Dense vector embeddings from text using E5-Large multilingual with chunking and LLM extraction
The text extractor generates dense vector embeddings from text using the E5-Large multilingual model. Optimized for semantic search, RAG applications, and general-purpose text retrieval. Supports text chunking/decomposition with multiple splitting strategies. Fast (5ms/doc), cost-effective (free), and supports 100+ languages.
The text extractor resolves its model through the central embedding registry. Leave unset to use the current TEXT modality default (intfloat_e5_large_instruct_v1, 1024d) — the registry swaps hot when a new frontier text model ships, so existing collections pick it up without a code change.
Dimensions are locked at namespace creation. Switching embedding_model on an existing namespace requires a migration since the vector index dimensionality is fixed.
Instruction-aware embedding models (E5, Gemini) use a task hint to optimize the embedding for a specific downstream use case. By default, all extractors use retrieval_document at ingestion time, which produces embeddings optimized for asymmetric search (queries find documents).
Set embedding_task at the collection level, not on the extractor. See Collection Embedding Task for full details and examples.
Task
Use Case
Effect on E5
Effect on Gemini
retrieval_document
Default. Search: find documents from queries
Prepends "passage: "
Instructs “represent for retrieval”
retrieval_query
Rare at index time.
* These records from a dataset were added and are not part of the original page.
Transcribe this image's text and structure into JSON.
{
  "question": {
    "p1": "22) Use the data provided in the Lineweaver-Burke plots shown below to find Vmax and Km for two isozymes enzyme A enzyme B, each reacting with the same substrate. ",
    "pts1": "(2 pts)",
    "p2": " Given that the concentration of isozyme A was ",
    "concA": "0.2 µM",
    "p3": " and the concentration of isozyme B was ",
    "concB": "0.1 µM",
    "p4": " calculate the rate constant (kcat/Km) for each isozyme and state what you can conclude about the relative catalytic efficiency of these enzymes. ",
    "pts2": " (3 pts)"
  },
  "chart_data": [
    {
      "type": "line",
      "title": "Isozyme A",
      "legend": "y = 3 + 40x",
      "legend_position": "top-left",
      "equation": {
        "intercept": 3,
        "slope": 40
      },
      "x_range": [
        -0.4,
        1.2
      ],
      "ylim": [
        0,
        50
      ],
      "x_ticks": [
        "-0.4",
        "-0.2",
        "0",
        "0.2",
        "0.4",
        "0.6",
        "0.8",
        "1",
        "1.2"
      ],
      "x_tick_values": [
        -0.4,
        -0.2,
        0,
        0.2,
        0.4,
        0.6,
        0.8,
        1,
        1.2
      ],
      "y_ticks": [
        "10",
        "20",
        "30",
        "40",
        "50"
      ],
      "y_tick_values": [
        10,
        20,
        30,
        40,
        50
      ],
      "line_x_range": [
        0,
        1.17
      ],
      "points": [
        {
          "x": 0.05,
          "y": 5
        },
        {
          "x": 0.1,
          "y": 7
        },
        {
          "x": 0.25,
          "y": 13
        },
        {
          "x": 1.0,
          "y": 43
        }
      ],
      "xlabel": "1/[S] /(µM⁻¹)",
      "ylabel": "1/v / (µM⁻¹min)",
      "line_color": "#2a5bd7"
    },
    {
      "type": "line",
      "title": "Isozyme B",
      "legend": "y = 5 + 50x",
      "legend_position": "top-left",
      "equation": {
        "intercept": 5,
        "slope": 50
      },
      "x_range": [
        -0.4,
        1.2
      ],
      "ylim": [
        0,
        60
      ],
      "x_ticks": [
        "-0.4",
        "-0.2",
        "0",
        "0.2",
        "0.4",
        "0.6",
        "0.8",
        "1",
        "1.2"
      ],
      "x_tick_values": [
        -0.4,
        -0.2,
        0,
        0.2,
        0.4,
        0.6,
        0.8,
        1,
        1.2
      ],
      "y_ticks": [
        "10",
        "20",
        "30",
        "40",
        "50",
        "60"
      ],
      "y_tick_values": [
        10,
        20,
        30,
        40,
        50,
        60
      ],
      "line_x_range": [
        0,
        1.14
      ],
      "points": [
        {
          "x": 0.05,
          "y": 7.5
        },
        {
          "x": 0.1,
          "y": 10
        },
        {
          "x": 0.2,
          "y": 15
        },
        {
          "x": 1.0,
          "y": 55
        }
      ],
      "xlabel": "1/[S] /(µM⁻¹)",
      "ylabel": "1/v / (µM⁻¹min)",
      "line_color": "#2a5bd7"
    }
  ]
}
Query-side is automatic
Prepends "query: "
Instructs “represent this query”
semantic_similarity
Symmetric comparison (deduplication, matching)
Prepends "query: "
Instructs “represent for similarity”
classification
Document categorization pipelines
Prepends "query: "
Instructs “represent for classification”
clustering
Grouping documents into clusters
Prepends "query: "
Not applied
You almost never need to set this. The default retrieval_document is correct for search, and at query time Mixpeek automatically uses retrieval_query. Only override if your collection is primarily used for clustering, classification, or symmetric similarity — not retrieval.
Non-instruction-aware models (SigLIP, CLIP, Vertex multimodal) ignore this parameter.